Alternatively, I can't tell you the number of times I've seen frustrating skeg cable field repairs induce grown men to tears, as tiny Stainless Steel puncture wounds sunk deep into the ends of their cold, prune-like digits :roll: and endless forays out through surf and then back in to clear skeg box jams. Chris Duff had it right around NZ with his un-skegged, surf-saavy NDK Explorer. And, he retained hull integrity as well.

Stuff Mike says is good. Skeg boats are typically derigeur these days. But I'm sure Ecomarine sells more ruddered boats. I say, disable the rudder for a year or two, then start using it in directionally challenging conditions where it helps save energieis for expeditioning-like pursuits. If it packs it in during use, no problem. I do think skeg boat owners shoud do the same thing. There's alot of skeg-dependent paddlers out there. That's like reverse-sexism for us rudder users.
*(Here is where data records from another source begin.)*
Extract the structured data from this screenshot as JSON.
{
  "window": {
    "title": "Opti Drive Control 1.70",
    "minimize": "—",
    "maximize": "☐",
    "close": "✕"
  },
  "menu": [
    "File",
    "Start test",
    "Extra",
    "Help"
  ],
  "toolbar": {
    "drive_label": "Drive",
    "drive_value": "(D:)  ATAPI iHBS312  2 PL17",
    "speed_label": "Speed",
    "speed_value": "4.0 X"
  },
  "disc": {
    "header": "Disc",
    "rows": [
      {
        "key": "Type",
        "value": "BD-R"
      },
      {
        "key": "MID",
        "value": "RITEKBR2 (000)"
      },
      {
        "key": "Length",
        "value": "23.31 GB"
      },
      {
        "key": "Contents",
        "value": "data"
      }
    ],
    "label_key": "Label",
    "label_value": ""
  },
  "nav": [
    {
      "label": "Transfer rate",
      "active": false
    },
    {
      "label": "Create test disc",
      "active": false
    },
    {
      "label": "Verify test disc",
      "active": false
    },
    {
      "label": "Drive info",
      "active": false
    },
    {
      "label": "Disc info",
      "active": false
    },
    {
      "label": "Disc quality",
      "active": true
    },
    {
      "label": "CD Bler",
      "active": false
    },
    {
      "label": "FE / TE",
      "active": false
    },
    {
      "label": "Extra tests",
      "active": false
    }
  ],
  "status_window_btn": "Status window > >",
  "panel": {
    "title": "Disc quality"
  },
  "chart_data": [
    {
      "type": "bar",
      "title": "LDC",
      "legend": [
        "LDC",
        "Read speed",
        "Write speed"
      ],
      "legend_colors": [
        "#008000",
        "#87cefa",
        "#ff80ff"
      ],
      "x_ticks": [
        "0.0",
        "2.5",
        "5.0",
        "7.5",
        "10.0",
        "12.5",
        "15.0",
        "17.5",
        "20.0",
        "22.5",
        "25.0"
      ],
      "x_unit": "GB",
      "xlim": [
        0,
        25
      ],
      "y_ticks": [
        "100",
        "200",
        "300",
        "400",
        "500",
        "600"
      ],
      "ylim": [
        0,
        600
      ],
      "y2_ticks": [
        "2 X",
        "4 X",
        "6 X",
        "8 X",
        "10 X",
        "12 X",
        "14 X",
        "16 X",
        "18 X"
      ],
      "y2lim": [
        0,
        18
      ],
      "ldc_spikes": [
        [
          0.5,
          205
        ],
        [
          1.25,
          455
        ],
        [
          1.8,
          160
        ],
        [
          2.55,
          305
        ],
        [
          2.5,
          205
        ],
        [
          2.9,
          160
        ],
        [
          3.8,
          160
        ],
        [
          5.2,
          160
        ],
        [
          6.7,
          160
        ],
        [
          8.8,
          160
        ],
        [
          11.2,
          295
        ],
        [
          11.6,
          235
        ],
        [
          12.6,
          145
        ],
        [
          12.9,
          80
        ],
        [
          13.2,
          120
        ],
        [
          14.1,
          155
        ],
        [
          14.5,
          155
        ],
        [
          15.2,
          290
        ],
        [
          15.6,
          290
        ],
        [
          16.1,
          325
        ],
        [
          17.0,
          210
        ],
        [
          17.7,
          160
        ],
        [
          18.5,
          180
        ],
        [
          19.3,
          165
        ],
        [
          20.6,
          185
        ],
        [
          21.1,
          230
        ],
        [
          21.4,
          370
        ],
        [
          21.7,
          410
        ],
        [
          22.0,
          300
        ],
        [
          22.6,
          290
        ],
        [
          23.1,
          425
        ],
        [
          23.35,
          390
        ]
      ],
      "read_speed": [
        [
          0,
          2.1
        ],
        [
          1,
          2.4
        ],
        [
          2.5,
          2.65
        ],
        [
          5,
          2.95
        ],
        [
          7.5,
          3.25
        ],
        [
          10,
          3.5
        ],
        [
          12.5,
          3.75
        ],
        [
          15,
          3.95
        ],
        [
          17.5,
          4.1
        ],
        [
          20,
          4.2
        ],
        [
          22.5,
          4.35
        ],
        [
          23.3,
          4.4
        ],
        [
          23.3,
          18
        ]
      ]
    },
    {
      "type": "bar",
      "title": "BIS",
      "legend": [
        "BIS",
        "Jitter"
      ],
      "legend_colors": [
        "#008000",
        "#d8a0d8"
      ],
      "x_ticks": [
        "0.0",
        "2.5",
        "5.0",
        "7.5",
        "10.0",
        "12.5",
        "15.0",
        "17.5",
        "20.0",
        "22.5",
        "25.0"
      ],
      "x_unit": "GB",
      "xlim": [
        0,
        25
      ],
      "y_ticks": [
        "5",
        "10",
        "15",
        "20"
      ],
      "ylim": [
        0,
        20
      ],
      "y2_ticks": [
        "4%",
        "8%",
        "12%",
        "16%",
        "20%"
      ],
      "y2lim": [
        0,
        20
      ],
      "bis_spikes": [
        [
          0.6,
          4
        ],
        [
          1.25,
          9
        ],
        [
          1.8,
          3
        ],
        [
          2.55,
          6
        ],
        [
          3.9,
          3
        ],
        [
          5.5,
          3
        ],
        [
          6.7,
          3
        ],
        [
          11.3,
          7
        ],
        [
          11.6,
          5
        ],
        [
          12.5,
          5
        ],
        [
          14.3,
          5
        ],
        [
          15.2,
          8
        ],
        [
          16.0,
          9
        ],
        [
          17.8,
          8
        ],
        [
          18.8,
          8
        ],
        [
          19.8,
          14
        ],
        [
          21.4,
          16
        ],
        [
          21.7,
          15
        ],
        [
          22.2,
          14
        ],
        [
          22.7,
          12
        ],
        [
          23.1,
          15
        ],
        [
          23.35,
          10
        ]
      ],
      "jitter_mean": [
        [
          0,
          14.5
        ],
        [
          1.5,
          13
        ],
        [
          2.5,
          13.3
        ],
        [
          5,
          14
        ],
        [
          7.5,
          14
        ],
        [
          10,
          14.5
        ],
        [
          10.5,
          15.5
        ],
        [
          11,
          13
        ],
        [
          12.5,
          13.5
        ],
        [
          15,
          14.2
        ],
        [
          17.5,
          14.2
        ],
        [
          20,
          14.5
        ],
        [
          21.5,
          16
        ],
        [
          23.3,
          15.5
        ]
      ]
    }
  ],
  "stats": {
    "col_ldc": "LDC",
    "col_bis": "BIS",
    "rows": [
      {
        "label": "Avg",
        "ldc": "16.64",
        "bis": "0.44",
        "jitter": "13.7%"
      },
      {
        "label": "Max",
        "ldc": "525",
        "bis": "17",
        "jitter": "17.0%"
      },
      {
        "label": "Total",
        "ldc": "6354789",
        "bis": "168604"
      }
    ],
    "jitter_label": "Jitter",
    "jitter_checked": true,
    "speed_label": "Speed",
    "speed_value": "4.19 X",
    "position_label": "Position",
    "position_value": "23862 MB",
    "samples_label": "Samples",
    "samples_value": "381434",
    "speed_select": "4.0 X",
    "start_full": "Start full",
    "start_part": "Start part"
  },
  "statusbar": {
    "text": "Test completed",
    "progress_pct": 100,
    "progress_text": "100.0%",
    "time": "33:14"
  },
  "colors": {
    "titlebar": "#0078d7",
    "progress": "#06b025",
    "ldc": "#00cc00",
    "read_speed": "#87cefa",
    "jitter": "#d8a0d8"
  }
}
If I've made redundant comments already made previously please forgive me, I didn't read other posts. Only read my own. Just kidding Elmo. Have fun with it all - neat to see you growing comfortably into the sport.

Oh, did I mention I'm opinionated? :eek:

Best overall conventional rudder? Seaward. Solid bro. Great uphaul system too (see the Cosma). These boys do it right.

And hey, just got a killer deal on a used Global Navigator rudder for $50.00. Pulls up over the stern, no 270 degree flip needed. For my wife's kayak. She has calcific shoulder tendonitis. How the heck do you spell that, tenysinovitis? I, on the other hand, have rotator cuff syndrome, so love/hate my rudder. And that German godess of sea kayaking, black-slithered Freya? She's going around Australia in an Epic, with, yeap, a rudder. Don't hang on to that stern comin in through 25 foot surf though on the western coast of AU. The pruny digitis will be floating around there in that case.